Metadata Extraction Full Scan Incremental Scan Scoped Scan Classification Access Policy Lineage
Yes Yes Yes Yes Yes No No**

** Lineage is supported if dataset is used as a source/sink in Data Factory Copy activity

Known limitations

  • Azure Purview doesn't support over 300 columns in the Schema tab and it will show "Additional-Columns-Truncated".

Prerequisites

Register

This section will enable you to register the Azure SQL DB data source and set up an appropriate authentication mechanism to ensure successful scanning of the data source.

Steps to register

It is important to register the data source in Azure Purview prior to setting up a scan for the data source.

  1. Go to the Azure portal, and navigate to the Purview accounts page and select your Purview account

    Screenshot that shows the Purview account used to register the data source

  2. Open Purview Studio and navigate to the Data Map

    Screenshot that navigates to the Sources link in the Data Map

  3. Create the Collection hierarchy using the Collections menu and assign permissions to individual subcollections, as required

    Screenshot that shows the collection menu to assign access control permissions to the collection hierarchy

  4. Navigate to the appropriate collection under the Sources menu and select the Register icon to register a new Azure SQL DB

    Screenshot that shows the collection used to register the data source

  5. Select the Azure SQL Database data source and select Continue

    Screenshot that allows selection of the data source

  6. Provide a suitable Name for the data source, select the relevant Azure subscription, Server name for the SQL server and the collection and select on Apply

    Screenshot that shows the details to be entered in order to register the data source

  7. The Azure SQL Server Database will be shown under the selected Collection

    Screenshot that shows the data source mapped to the collection to initiate scanning

Scan

Authentication for a scan

In order to have access to scan the data source, an authentication method in the Azure SQL Database needs to be configured.
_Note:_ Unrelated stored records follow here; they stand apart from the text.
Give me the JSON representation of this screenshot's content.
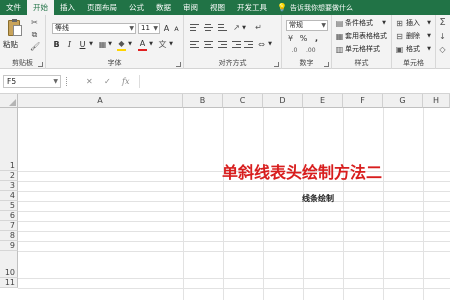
{
  "tabs": [
    "文件",
    "开始",
    "插入",
    "页面布局",
    "公式",
    "数据",
    "审阅",
    "视图",
    "开发工具"
  ],
  "active_tab": "开始",
  "tell_me": "告诉我你想要做什么",
  "ribbon": {
    "clipboard": {
      "paste": "粘贴",
      "label": "剪贴板"
    },
    "font": {
      "name": "等线",
      "size": "11",
      "bold": "B",
      "italic": "I",
      "underline": "U",
      "grow": "A",
      "shrink": "A",
      "font_color_glyph": "A",
      "label": "字体"
    },
    "alignment": {
      "label": "对齐方式"
    },
    "number": {
      "format": "常规",
      "currency": "%",
      "comma": ",",
      "label": "数字"
    },
    "styles": {
      "conditional": "条件格式",
      "table": "套用表格格式",
      "cell": "单元格样式",
      "label": "样式"
    },
    "cells": {
      "insert": "插入",
      "delete": "删除",
      "format": "格式",
      "label": "单元格"
    }
  },
  "name_box": "F5",
  "formula_icons": {
    "cancel": "✕",
    "enter": "✓",
    "fx": "fx"
  },
  "columns": [
    "A",
    "B",
    "C",
    "D",
    "E",
    "F",
    "G",
    "H"
  ],
  "rows": [
    "1",
    "2",
    "3",
    "4",
    "5",
    "6",
    "7",
    "8",
    "9",
    "10",
    "11"
  ],
  "cells": {
    "title": "单斜线表头绘制方法二",
    "subtitle": "线条绘制"
  },
  "colors": {
    "brand": "#217346",
    "title": "#d81e1e",
    "highlight": "#ffd400",
    "font_color": "#e02020"
  }
}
The following options are supported:

  • SQL Authentication

  • System-assigned managed identity - As soon as the Azure Purview account is created, a system-assigned managed identity (SAMI) is created automatically in Azure AD tenant, and has the same name as your Azure Purview account. Depending on the type of resource, specific RBAC role assignments are required for the Azure Purview SAMI to perform the scans.

  • User-assigned managed identity (preview) - Similar to a SAMI, a user-assigned managed identity (UAMI) is a credential resource that can be used to allow Azure Purview to authenticate against Azure Active Directory. Depending on the type of resource, specific RBAC role assignments are required when using a UAMI credential to perform scans.

  • Service Principal - In this method, you can create a new or use an existing service principal in your Azure Active Directory tenant.

Important

If you are using a self-hosted integration runtime to connect to your resource, system-assigned and user-assigned managed identities will not work. You need to use SQL Authentication or Service Principal Authentication.

Configure Azure AD authentication in the database account

The service principal or managed identity must have permission to get metadata for the database, schemas, and tables. It must also be able to query the tables to sample for classification.

Using SQL Authentication for scanning

Note

Only the server-level principal login (created by the provisioning process) or members of the loginmanager database role in the master database can create new logins. It takes about 15 minutes after granting permission, the Purview account should have the appropriate permissions to be able to scan the resource(s).

You can follow the instructions in CREATE LOGIN to create a login for Azure SQL Database if you don't have this login available. You will need username and password for the next steps.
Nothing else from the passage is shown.